US 11,704,331 B2
Dynamic generation of data catalogs for accessing data
Andrew Edward Caldwell, Santa Clara, CA (US); Anurag Windlass Gupta, Atherton, CA (US); Mehul A. Shah, Seratoga, CA (US); Prajakta Datta Damle, San Jose, CA (US); and George Steven McPherson, Seattle, WA (US)
Assigned to Amazon Technologies, Inc., Seattle, WA (US)
Filed by Amazon Technologies, Inc., Seattle, WA (US)
Filed on Jul. 10, 2020, as Appl. No. 16/926,537.
Application 16/926,537 is a continuation of application No. 15/199,505, filed on Jun. 30, 2016, granted, now 10,713,272.

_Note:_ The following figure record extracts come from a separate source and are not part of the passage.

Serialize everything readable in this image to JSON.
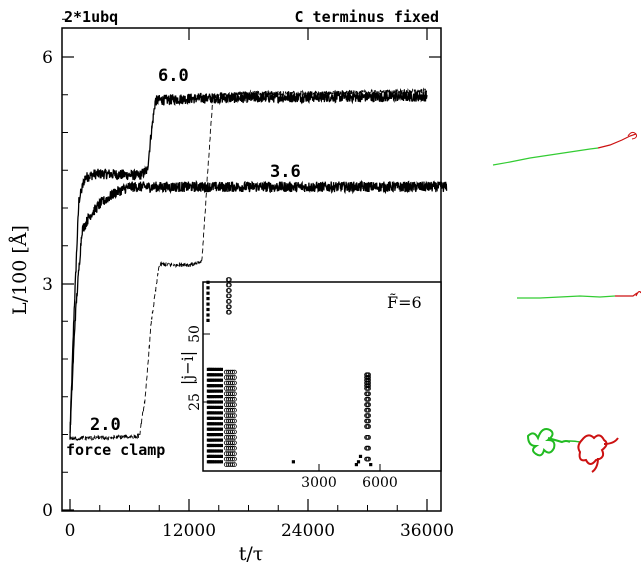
{
  "chart_data": {
    "type": "line",
    "title": "2*1ubq",
    "subtitle": "C terminus fixed",
    "xlabel": "t/τ",
    "ylabel": "L/100 [Å]",
    "xlim": [
      -1000,
      38000
    ],
    "ylim": [
      0,
      6.6
    ],
    "xticks": [
      "0",
      "12000",
      "24000",
      "36000"
    ],
    "yticks": [
      "0",
      "3",
      "6"
    ],
    "annotations": {
      "label_f6": "6.0",
      "label_f36": "3.6",
      "label_f2": "2.0",
      "clamp": "force clamp"
    },
    "series": [
      {
        "label": "6.0",
        "style": "solid",
        "x": [
          0,
          400,
          900,
          1500,
          2500,
          4000,
          5500,
          7000,
          7800,
          8200,
          8600,
          9000,
          9500,
          12000,
          18000,
          24000,
          30000,
          36000
        ],
        "y": [
          1.0,
          2.6,
          4.1,
          4.4,
          4.45,
          4.45,
          4.44,
          4.43,
          4.5,
          5.0,
          5.42,
          5.43,
          5.43,
          5.45,
          5.46,
          5.47,
          5.47,
          5.48
        ]
      },
      {
        "label": "3.6",
        "style": "solid",
        "x": [
          0,
          500,
          1200,
          2000,
          3000,
          4500,
          6000,
          9000,
          12000,
          18000,
          24000,
          30000,
          36000,
          38000
        ],
        "y": [
          1.0,
          2.5,
          3.7,
          3.9,
          4.05,
          4.2,
          4.28,
          4.28,
          4.28,
          4.28,
          4.28,
          4.28,
          4.28,
          4.28
        ]
      },
      {
        "label": "2.0",
        "style": "dashed",
        "x": [
          0,
          3000,
          6000,
          7000,
          7600,
          8200,
          9000,
          12500,
          13300,
          13900,
          14400,
          15000,
          18000,
          24000,
          30000,
          36000
        ],
        "y": [
          0.95,
          0.95,
          0.97,
          0.98,
          1.5,
          2.5,
          3.25,
          3.25,
          3.3,
          4.5,
          5.45,
          5.5,
          5.52,
          5.52,
          5.53,
          5.55
        ]
      }
    ],
    "inset": {
      "type": "scatter",
      "label": "F̃=6",
      "ylabel": "|j−i|",
      "xticks": [
        "3000",
        "6000"
      ],
      "yticks": [
        "25",
        "50"
      ],
      "xlim": [
        -150,
        8400
      ],
      "ylim": [
        0,
        70
      ],
      "filled": {
        "x": [
          20,
          20,
          20,
          20,
          20,
          20,
          20,
          20,
          20,
          20,
          20,
          20,
          20,
          20,
          20,
          20,
          20,
          20,
          80,
          80,
          80,
          80,
          80,
          80,
          80,
          80,
          80,
          80,
          80,
          80,
          80,
          80,
          80,
          80,
          80,
          80,
          150,
          150,
          150,
          150,
          150,
          150,
          150,
          150,
          150,
          150,
          150,
          150,
          150,
          150,
          150,
          150,
          150,
          150,
          230,
          230,
          230,
          230,
          230,
          230,
          230,
          230,
          230,
          230,
          230,
          230,
          230,
          230,
          230,
          230,
          230,
          230,
          330,
          330,
          330,
          330,
          330,
          330,
          330,
          330,
          330,
          330,
          330,
          330,
          330,
          330,
          330,
          330,
          330,
          330,
          440,
          440,
          440,
          440,
          440,
          440,
          440,
          440,
          440,
          440,
          440,
          440,
          440,
          440,
          440,
          440,
          440,
          440,
          550,
          550,
          550,
          550,
          550,
          550,
          550,
          550,
          550,
          550,
          550,
          550,
          550,
          550,
          550,
          550,
          550,
          550,
          660,
          660,
          660,
          660,
          660,
          660,
          660,
          660,
          660,
          660,
          660,
          660,
          660,
          660,
          660,
          660,
          660,
          660,
          0,
          0,
          0,
          0,
          0,
          0,
          0,
          0,
          4200,
          7300,
          7400,
          7500,
          8000
        ],
        "y": [
          3,
          5,
          7,
          9,
          11,
          13,
          15,
          17,
          19,
          21,
          23,
          25,
          27,
          29,
          31,
          33,
          35,
          37,
          3,
          5,
          7,
          9,
          11,
          13,
          15,
          17,
          19,
          21,
          23,
          25,
          27,
          29,
          31,
          33,
          35,
          37,
          3,
          5,
          7,
          9,
          11,
          13,
          15,
          17,
          19,
          21,
          23,
          25,
          27,
          29,
          31,
          33,
          35,
          37,
          3,
          5,
          7,
          9,
          11,
          13,
          15,
          17,
          19,
          21,
          23,
          25,
          27,
          29,
          31,
          33,
          35,
          37,
          3,
          5,
          7,
          9,
          11,
          13,
          15,
          17,
          19,
          21,
          23,
          25,
          27,
          29,
          31,
          33,
          35,
          37,
          3,
          5,
          7,
          9,
          11,
          13,
          15,
          17,
          19,
          21,
          23,
          25,
          27,
          29,
          31,
          33,
          35,
          37,
          3,
          5,
          7,
          9,
          11,
          13,
          15,
          17,
          19,
          21,
          23,
          25,
          27,
          29,
          31,
          33,
          35,
          37,
          3,
          5,
          7,
          9,
          11,
          13,
          15,
          17,
          19,
          21,
          23,
          25,
          27,
          29,
          31,
          33,
          35,
          37,
          55,
          57,
          59,
          61,
          63,
          65,
          67,
          69,
          3,
          2,
          3,
          5,
          2
        ]
      },
      "open": {
        "x": [
          900,
          1000,
          1100,
          1200,
          1300,
          900,
          1000,
          1100,
          1200,
          1300,
          900,
          1000,
          1100,
          1200,
          1300,
          900,
          1000,
          1100,
          1200,
          1300,
          900,
          1000,
          1100,
          1200,
          1300,
          900,
          1000,
          1100,
          1200,
          1300,
          900,
          1000,
          1100,
          1200,
          1300,
          900,
          1000,
          1100,
          1200,
          1300,
          900,
          1000,
          1100,
          1200,
          1300,
          900,
          1000,
          1100,
          1200,
          1300,
          900,
          1000,
          1100,
          1200,
          1300,
          900,
          1000,
          1100,
          1200,
          1300,
          900,
          1000,
          1100,
          1200,
          1300,
          900,
          1000,
          1100,
          1200,
          1300,
          900,
          1000,
          1100,
          1200,
          1300,
          900,
          1000,
          1100,
          1200,
          1300,
          900,
          1000,
          1100,
          1200,
          1300,
          900,
          1000,
          1100,
          1200,
          1300,
          1000,
          1050,
          1000,
          1050,
          1000,
          1050,
          1000,
          1050,
          1000,
          1050,
          1000,
          1050,
          1000,
          1050,
          7800,
          7850,
          7900,
          7800,
          7850,
          7900,
          7800,
          7850,
          7900,
          7800,
          7850,
          7900,
          7800,
          7850,
          7900,
          7800,
          7850,
          7900,
          7800,
          7850,
          7900,
          7800,
          7850,
          7900,
          7800,
          7850,
          7900,
          7800,
          7850,
          7900,
          7800,
          7850,
          7900,
          7800,
          7850,
          7900,
          7800,
          7850,
          7900,
          7800,
          7850,
          7900,
          7800,
          7850,
          7900,
          7800,
          7850,
          7900
        ],
        "y": [
          2,
          2,
          2,
          2,
          2,
          4,
          4,
          4,
          4,
          4,
          6,
          6,
          6,
          6,
          6,
          8,
          8,
          8,
          8,
          8,
          10,
          10,
          10,
          10,
          10,
          12,
          12,
          12,
          12,
          12,
          14,
          14,
          14,
          14,
          14,
          16,
          16,
          16,
          16,
          16,
          18,
          18,
          18,
          18,
          18,
          20,
          20,
          20,
          20,
          20,
          22,
          22,
          22,
          22,
          22,
          24,
          24,
          24,
          24,
          24,
          26,
          26,
          26,
          26,
          26,
          28,
          28,
          28,
          28,
          28,
          30,
          30,
          30,
          30,
          30,
          32,
          32,
          32,
          32,
          32,
          34,
          34,
          34,
          34,
          34,
          36,
          36,
          36,
          36,
          36,
          58,
          58,
          60,
          60,
          62,
          62,
          64,
          64,
          66,
          66,
          68,
          68,
          70,
          70,
          4,
          4,
          4,
          8,
          8,
          8,
          12,
          12,
          12,
          16,
          16,
          16,
          18,
          18,
          18,
          20,
          20,
          20,
          22,
          22,
          22,
          24,
          24,
          24,
          26,
          26,
          26,
          28,
          28,
          28,
          30,
          30,
          30,
          31,
          31,
          31,
          32,
          32,
          32,
          33,
          33,
          33,
          34,
          34,
          34,
          35,
          35,
          35
        ]
      }
    },
    "colors": {
      "axis": "#000000",
      "green": "#33cc33",
      "red": "#cc1111"
    }
  }
}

Prior Publication US 2020/0409967 A1, Dec. 31, 2020
Int. Cl. G06F 16/00 (2019.01); G06F 16/25 (2019.01); G06F 16/28 (2019.01); G06F 16/951 (2019.01); G06F 16/23 (2019.01)
CPC G06F 16/254 (2019.01) [G06F 16/2358 (2019.01); G06F 16/283 (2019.01); G06F 16/951 (2019.01)] 20 Claims
OG exemplary drawing
 
1. A system, comprising:
a plurality of computing devices, respectively comprising at least one processor and a memory, configured to implement a data catalog service as part of a provider network, wherein the data catalog service is configured to:
identify a plurality of data sets maintained in different storage locations;
receive respective selections of one or more recognizers of a plurality of different recognizers corresponding to a plurality of different file formats supported by the data catalog service to apply to data scanned from the plurality of data sets;
add respective structural data for the plurality of data sets to a data catalog that provides a centralized location for searching for desired data sets, wherein the respective structural data makes a client capable of interpreting between different items within the plurality of data sets when the client connects to data sources for individual ones of the plurality of data sets, and wherein the adding comprises:
access the different storage locations to apply the selected one or more recognizers to the data scanned from the plurality of data sets to determine the respective structural data; and
store the respective structural data as part of the data catalog; and
provide access to the respective structural data in the data catalog in response to one or more requests to access the data catalog.